Сухарь ткнул ей ладонью в лицо, несильно, чтобы было понятно бабе-дуре. Он смотрел на тельце и не понимал, что тельце не дышит. А когда понял – взвыл. Мима молча меняла юбки, прибирала с полу. Сам не понимая почему, он стал бить ладошкой тельце по попке, сначала легонько, потом сильней, по маленькой, очень маленькой спинке, а Мима ползала по полу с тряпкой. И вдруг ребенок крякнул, и Сухарь увидел, как дрогнули веки – живой, живой!
– Брось его, – сказала Мима.
Он наотмашь саданул жене по лицу, та без чувств упала на пол. Он рвал на ней одежду, вытаскивая из вороха рванья грудь. Ребенок приник к соску, слабо зачмокал. Тут же обделался. Сухарь смотрел на это, у него дрожали руки, у передовика-землероя из глаз текли слезы.
Откуда ему было знать, что на его глазах случился не выкидыш, это были роды. Знала ли это Мима или нет – одному богу известно. Могла и не знать, потому что знала иное: у счетчиц бывают только выкидыши.
Через два дня Мима уползла на работу. Она была здорова, выкидыш случился – на все про все в таких случаях давали два дня, – прогуливать было невозможно. Сухарь заставлял Миму сцеживать молоко, бегал за молочными смесями и кормил сына сам.
Мима же от страха сама была не своя. Она умоляла выкинуть выкидыш, грозила Сухарю, причитая, что им теперь не жить. Что если плод и выживет, то будет уродом. И нельзя, нельзя себя так вести, это против правил, против закона, ведь у счетчиц не бывает детей. На то они и счетчицы.

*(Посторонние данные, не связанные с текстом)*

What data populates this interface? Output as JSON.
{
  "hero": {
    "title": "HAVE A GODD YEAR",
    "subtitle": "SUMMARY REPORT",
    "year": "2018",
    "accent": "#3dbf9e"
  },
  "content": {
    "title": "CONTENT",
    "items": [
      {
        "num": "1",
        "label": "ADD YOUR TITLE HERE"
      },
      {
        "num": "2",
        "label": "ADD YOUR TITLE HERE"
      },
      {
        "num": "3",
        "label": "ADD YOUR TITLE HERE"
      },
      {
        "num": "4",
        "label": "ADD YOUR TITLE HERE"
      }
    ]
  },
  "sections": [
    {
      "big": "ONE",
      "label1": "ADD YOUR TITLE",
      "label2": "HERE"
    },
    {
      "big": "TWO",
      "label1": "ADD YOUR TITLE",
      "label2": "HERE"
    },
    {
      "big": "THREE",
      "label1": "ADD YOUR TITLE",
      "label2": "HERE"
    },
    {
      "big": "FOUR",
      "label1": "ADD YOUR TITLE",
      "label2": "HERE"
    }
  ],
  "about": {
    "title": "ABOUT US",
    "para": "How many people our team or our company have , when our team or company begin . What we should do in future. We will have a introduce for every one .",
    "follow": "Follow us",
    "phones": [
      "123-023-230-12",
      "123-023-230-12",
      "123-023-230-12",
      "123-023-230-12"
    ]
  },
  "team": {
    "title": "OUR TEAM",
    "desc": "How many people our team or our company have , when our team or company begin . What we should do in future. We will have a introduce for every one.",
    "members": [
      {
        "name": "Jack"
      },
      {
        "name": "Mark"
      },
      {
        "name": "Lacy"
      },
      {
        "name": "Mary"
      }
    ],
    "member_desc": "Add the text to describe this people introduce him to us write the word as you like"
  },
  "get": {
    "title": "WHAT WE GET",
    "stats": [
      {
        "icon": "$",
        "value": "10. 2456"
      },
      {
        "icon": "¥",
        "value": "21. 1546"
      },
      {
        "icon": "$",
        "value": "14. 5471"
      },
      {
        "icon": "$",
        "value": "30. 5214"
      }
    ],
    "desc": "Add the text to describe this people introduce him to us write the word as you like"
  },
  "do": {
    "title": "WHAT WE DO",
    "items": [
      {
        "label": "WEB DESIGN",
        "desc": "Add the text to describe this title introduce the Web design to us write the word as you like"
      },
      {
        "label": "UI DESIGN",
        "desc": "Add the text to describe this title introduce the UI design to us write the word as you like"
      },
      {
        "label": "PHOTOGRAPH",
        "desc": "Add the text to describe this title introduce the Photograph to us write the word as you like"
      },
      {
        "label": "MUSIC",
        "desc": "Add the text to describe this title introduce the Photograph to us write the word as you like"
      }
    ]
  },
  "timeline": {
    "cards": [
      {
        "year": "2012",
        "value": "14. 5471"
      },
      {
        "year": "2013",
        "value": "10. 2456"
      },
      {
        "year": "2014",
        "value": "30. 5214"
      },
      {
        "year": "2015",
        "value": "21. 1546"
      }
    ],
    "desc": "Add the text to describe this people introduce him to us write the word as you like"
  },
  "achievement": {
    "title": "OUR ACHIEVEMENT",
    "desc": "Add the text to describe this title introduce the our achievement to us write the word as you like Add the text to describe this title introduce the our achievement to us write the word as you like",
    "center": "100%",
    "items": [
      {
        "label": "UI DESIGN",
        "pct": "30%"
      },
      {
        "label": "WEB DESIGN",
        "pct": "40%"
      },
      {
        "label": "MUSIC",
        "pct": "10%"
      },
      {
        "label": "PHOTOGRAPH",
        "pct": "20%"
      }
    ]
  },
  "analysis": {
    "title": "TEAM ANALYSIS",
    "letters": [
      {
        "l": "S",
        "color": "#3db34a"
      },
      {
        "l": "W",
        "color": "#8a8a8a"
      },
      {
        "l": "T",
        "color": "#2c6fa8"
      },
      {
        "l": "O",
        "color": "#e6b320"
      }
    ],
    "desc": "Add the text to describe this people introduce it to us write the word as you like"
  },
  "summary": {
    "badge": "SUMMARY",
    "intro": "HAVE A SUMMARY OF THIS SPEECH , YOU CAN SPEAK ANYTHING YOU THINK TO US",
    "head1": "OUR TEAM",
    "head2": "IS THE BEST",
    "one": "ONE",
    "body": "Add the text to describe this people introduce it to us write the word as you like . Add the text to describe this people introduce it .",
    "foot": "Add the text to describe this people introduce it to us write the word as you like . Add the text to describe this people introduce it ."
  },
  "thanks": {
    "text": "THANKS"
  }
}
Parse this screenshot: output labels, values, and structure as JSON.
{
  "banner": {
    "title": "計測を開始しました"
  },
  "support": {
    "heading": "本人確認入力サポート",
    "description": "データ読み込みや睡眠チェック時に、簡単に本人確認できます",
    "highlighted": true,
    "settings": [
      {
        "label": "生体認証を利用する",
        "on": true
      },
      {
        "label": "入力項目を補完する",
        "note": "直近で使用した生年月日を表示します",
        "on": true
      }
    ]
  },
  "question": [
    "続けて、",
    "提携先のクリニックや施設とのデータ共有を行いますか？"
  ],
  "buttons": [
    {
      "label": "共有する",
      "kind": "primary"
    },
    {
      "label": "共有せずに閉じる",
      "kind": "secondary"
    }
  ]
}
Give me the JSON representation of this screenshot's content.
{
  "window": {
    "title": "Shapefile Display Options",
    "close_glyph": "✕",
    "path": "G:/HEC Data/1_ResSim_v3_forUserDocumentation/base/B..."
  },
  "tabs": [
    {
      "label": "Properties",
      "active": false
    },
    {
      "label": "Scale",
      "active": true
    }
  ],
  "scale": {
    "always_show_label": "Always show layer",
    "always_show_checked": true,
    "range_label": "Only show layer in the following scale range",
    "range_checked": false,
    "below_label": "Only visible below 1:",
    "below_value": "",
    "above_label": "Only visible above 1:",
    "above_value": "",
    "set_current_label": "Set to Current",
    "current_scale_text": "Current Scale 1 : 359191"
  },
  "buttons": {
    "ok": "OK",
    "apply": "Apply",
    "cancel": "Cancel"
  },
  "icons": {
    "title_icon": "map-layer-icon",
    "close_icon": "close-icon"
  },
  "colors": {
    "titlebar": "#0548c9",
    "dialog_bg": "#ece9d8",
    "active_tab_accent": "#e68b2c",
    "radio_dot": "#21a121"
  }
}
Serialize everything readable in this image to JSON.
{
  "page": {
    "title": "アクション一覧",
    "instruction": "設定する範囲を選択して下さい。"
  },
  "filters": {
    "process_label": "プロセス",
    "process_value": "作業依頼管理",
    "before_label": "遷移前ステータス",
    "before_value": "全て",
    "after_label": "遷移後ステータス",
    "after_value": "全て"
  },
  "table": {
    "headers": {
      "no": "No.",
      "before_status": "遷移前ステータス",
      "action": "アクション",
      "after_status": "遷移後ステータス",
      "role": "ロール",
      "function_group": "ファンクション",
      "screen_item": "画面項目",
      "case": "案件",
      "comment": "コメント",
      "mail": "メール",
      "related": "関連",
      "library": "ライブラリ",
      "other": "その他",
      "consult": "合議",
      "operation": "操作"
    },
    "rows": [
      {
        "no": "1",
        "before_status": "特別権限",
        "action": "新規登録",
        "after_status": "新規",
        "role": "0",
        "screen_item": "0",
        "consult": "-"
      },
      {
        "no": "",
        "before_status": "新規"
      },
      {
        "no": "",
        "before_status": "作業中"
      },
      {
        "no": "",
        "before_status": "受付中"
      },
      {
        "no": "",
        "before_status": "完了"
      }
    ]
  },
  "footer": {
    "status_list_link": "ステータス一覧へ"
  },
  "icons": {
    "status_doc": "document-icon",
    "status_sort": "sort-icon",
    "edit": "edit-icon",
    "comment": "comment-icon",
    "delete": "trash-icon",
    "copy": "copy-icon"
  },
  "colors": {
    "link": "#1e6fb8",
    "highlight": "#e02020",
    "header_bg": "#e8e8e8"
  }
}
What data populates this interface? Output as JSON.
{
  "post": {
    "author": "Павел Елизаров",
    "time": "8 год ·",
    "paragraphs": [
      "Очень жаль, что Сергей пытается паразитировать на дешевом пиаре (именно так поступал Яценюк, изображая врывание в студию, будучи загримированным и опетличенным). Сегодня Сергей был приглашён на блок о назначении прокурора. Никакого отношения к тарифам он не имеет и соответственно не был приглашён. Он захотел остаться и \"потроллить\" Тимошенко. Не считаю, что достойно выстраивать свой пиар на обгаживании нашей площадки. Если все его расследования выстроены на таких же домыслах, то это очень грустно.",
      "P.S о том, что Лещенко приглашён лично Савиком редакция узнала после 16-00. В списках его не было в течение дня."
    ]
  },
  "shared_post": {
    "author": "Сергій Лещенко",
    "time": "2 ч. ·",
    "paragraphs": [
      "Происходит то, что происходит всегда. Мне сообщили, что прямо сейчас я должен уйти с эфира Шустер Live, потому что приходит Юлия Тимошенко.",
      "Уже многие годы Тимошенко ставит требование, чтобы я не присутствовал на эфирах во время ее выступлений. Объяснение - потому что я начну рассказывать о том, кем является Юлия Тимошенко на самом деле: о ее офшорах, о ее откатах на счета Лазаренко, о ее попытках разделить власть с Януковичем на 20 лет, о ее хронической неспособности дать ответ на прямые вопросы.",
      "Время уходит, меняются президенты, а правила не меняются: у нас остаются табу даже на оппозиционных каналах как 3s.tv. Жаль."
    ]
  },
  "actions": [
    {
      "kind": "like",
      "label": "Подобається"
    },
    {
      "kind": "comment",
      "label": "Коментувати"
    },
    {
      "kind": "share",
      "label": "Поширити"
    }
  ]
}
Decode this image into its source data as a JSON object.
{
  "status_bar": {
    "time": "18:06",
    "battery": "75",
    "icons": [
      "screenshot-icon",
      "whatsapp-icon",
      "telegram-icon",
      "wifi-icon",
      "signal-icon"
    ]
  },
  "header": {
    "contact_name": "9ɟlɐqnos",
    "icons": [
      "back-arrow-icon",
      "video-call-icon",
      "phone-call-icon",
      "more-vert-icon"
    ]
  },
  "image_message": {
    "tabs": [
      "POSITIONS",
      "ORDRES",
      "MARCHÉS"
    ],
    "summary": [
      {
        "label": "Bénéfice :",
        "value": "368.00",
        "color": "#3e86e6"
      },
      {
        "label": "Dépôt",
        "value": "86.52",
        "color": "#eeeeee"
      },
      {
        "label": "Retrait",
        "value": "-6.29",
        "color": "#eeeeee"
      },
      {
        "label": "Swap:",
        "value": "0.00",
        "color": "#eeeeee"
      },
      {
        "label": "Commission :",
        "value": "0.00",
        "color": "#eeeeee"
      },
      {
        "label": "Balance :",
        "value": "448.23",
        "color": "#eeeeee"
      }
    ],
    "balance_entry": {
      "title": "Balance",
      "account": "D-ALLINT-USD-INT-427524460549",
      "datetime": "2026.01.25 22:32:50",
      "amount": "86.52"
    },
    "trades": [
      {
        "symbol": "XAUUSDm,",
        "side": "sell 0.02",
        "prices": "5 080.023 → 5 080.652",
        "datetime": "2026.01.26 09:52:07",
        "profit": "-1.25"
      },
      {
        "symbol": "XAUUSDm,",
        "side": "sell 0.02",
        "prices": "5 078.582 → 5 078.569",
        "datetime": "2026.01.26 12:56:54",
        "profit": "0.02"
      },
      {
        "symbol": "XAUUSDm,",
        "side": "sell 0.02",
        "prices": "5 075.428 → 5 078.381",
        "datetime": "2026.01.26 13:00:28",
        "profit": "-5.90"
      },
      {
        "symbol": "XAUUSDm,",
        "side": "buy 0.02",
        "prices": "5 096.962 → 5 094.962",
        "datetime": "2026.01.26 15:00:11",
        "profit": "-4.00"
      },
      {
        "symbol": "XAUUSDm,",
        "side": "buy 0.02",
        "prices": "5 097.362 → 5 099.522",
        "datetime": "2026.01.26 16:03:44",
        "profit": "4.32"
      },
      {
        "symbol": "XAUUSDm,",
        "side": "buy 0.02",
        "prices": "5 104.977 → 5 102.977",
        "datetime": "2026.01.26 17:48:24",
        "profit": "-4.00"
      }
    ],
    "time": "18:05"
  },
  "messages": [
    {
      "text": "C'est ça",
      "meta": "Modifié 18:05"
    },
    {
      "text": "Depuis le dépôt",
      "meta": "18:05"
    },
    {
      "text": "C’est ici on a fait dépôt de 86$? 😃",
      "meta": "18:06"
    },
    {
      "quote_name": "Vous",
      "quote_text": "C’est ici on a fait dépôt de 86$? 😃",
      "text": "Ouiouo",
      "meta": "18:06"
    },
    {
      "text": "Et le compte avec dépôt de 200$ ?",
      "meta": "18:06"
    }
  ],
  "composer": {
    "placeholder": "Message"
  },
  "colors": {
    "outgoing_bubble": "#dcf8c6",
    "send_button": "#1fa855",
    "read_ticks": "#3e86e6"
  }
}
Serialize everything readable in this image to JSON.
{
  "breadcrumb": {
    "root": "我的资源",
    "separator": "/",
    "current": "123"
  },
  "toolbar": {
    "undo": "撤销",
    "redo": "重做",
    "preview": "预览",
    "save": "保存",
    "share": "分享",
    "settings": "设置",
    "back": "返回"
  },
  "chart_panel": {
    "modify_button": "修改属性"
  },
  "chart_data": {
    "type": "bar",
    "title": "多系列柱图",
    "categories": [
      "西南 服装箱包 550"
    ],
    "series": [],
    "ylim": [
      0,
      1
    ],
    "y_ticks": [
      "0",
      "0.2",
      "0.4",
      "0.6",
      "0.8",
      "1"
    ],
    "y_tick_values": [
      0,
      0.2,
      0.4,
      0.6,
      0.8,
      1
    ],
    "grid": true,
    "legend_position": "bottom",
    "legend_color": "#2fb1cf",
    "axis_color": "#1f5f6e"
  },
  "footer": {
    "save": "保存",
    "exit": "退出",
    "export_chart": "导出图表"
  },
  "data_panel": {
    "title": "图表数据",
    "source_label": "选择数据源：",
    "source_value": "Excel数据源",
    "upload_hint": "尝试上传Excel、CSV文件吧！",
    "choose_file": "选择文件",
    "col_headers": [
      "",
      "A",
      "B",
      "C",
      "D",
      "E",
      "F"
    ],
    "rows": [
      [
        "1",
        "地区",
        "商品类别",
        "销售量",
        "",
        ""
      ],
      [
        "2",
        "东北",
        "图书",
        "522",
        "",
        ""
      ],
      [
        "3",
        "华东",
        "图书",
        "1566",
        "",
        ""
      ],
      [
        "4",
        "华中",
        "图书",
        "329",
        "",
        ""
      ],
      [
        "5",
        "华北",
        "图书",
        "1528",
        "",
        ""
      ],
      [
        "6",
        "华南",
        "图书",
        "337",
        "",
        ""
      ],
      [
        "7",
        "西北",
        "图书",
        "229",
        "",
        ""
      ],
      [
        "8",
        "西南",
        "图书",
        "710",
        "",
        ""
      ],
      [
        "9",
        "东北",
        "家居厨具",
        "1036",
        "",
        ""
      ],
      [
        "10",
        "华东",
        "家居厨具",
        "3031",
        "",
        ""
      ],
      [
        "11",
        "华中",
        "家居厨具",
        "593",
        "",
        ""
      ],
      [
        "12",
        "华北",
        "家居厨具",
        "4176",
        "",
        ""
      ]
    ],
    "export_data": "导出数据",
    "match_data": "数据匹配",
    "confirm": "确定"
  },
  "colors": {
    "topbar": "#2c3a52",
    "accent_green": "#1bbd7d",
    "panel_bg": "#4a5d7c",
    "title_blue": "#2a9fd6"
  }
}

Сухарь отвечал лишь: заткнись, дура, это мой сын. И Мима в конце концов смирилась.
Но отпуск кончился, двадцать с небольшим дней пролетели в заботах. И Сухарь должен был ехать в дальний тоннель к «Подземным орлам». Понимая, что отъезд неизбежен, что Мима не может не ходить на работу, Сухарь толкнул табурет, на который встала жена, чтобы достать с полки банку крупы. Мима неловко ударилась рукой о край стола – перелом.
– Сиди дома, теперь ты имеешь на это законное больничное право.
Право хоть и было законное, но страх был еще законней. Через неделю Сухаря сняли с тоннеля. Суд был скорый. Вменили укрывательство незаконного ребенка, попытку вырастить урода (разве поспоришь с комиссией, которая в человеческих уродствах разбирается как никто иной), причинение тяжелых увечий жене. На него, Сухаря, до кучи списали пропажу семи мешков скрепок.
Пепел Сухаря должен был витать в облаках, если бы вдруг в округе 1448–1912 не умер трубочист. Приговор изменили, Сухаря выкинули на поверхность, кратко объяснив суть работы и его перспективы, если работой не будут довольны. Стоит ли говорить, что ребенка своего Сухарь больше никогда не видел.
Он редко возвращался в воспоминаниях к тамошнему времени. Словно стопор стоял, помнил только то, что было вчера или сегодня, чем радовала Сиваха, чем удивлял Дрозд. Сейчас же Сухарь лежал на лавках без сна, глядел в темень, слушая сладкое сопение Жилы, и перед глазами появлялась то Мима, то малыш, то улыбающийся бригадир Волоха, сообщивший, отчего-то едва ли не смеясь, что за ним пришли, то судейский чин, мямливший что-то про скрепки и вычищавший из-под ногтей грязь, то замызганные проржавевшие стенки лифта, вынесшего его, Сухаря, на поверхность.
Сухарь встал, нащупал спички, зажег керосинку, прибрал пламя, отодвинул рукой одеяло, разделявшее землянку надвое. Он смотрел на счастливое во сне лицо Жилы.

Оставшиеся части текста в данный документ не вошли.